The pope at the time, Clement V, was a Gascon. Gascony was English but it was also a part of France and so he was more or less a Frenchman. He was a very pliable pope who was in Philip’s pocket, let’s say. He never took up residence in Rome and was the first pope to live in Avignon. People saw him as a French puppet.
The sexed-up allegations included spitting on the cross, trampling on images of Christ, illicit kissing at their induction ceremonies and mandating sodomy between members.
But even for him it was a little much to countenance the rolling up of the most famous military order in the world. So he did the best he could which was to take over the process of dealing with the Templars himself and say to the king of France, “You know what? This is a church matter. I’m going to take it over and we’re going to investigate the Templars everywhere”.
So that had the effect of the investigation being rolled out to England and Aragon and Sicily and the Italian and German states, and so on.
But while the evidence in France, most of it acquired through torture, shed the Templars in an almost uniformly bad and the order’s members in France were lining up to admit that they’d committed grotesque crimes, in other countries, where torture wasn’t really used, there was not much to go on.
In England, for example, the pope sent French inquisitors to look into the English Templars but they weren’t allowed to use torture and they became incredibly frustrated because they got nowhere.
They said, “Did you have sex with each other and kiss each other and spit on Christ’s image?” And the Templars responded with, “No”.
And in fact, there’s evidence that the French inquisitors started looking into mass extraordinary rendition for the Templars.
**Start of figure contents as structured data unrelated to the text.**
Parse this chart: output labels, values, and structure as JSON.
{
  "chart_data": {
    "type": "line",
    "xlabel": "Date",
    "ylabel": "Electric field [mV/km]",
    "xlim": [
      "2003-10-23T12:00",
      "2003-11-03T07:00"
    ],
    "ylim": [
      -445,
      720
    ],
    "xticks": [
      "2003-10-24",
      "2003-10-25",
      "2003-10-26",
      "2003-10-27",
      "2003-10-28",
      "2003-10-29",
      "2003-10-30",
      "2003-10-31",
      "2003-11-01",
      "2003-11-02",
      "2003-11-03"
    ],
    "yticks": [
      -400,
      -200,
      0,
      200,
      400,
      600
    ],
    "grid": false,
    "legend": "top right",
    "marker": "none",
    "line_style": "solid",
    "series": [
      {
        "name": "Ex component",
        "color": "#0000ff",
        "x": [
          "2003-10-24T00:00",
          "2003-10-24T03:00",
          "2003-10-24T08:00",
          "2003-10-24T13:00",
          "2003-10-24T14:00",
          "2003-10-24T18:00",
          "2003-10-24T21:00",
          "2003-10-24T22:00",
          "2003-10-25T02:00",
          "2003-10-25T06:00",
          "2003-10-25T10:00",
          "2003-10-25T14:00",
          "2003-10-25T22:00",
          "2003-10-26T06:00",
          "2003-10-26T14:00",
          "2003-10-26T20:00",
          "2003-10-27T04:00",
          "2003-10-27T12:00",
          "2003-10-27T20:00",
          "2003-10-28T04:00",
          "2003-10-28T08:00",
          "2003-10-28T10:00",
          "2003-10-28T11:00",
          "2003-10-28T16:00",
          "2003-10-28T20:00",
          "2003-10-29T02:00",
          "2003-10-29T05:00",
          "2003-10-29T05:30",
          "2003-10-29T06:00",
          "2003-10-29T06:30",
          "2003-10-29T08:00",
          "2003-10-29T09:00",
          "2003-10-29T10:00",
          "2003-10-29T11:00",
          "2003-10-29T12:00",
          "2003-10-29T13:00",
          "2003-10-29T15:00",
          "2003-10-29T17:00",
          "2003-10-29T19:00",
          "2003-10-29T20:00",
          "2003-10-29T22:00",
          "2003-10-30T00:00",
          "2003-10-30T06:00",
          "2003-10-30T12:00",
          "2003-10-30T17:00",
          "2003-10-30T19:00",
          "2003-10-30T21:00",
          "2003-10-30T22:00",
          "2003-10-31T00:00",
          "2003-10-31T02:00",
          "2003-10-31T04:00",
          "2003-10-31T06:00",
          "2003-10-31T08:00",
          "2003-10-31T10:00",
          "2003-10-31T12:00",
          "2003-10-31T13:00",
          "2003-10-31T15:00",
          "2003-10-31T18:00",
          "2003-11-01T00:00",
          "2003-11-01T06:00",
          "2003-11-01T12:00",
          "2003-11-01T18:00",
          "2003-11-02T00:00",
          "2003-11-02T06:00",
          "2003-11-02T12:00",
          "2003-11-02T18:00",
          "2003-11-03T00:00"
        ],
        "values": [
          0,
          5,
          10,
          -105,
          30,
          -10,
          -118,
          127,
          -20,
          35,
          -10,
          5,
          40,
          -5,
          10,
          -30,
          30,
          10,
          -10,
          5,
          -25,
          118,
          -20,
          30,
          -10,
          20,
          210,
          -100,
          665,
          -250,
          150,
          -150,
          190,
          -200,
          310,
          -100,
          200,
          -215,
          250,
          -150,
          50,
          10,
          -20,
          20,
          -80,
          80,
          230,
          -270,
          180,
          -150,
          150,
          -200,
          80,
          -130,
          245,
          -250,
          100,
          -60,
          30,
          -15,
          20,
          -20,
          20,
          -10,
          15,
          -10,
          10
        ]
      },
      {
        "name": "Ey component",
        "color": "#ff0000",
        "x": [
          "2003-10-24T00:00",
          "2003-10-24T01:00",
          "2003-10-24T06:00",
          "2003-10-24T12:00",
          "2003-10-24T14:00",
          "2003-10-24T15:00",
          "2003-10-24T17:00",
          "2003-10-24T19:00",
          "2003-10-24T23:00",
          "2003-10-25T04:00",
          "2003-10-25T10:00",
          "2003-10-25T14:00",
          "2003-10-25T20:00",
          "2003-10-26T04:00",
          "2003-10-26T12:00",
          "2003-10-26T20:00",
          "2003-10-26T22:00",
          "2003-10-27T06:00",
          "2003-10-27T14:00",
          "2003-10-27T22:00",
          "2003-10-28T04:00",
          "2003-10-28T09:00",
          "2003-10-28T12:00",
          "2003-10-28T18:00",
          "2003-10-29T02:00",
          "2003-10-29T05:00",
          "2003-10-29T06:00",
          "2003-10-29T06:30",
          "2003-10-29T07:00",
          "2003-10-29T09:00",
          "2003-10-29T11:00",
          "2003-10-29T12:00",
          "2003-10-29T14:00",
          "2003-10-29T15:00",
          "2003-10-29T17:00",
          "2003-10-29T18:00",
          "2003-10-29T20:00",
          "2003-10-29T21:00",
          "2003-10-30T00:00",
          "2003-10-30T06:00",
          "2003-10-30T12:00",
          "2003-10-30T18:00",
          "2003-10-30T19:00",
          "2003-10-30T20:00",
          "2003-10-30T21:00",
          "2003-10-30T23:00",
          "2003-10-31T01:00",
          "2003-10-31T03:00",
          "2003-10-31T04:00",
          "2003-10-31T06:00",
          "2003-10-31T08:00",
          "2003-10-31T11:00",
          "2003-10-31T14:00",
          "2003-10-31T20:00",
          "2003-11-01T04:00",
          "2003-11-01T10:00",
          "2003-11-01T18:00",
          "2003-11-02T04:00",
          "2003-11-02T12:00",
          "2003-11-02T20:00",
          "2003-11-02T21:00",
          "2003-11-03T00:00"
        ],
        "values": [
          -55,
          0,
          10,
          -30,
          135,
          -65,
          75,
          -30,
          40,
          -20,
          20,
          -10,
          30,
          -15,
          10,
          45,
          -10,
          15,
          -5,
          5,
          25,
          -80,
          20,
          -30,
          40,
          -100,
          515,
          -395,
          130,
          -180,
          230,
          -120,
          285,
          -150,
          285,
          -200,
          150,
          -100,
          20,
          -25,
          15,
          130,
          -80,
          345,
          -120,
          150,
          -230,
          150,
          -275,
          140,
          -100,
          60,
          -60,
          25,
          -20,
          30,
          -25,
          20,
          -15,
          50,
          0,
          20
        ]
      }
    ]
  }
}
They wanted to take them all across the channel to the county of Ponthieu, which was another place that was part English and part French, so that they could torture them. It was amazing.
But it didn’t happen in the end. Enough evidence was eventually kind of wheedled out of the Templars in England and elsewhere.
All for nothing?
Anyway, by 1312 all of this evidence had been amassed from the various territories where Templars were based and sent to a church council in Vienne, near Lyon, at which the Templars weren’t allowed to represent themselves.
The king of France parked an army down the road to make sure the council came up with the right result, and the result was that the Templars were useless as an organisation. After that, no one wanted to join them anymore. They were rolled up and shut down. They were gone.
There’s evidence that the French inquisitors started looking into mass extraordinary rendition for the Templars.
But, as with his attacks on the Jews, Philip didn’t get enough out of bringing down the Templars. We have to assume, although we don’t know for sure, that the coin in the Templar treasury in Paris ended up in the French treasury and that would have been a short-term gain in terms of income.
But the Templars’ lands, which was where their real wealth existed, were given to the Hospitallers. They were not given to the king of France.
Philip’s plan must have been to appropriate this land, but it didn’t happen. So his attack on the Templars was really a futile, wasteful and kind of a tragic one because it didn’t gain anyone anything.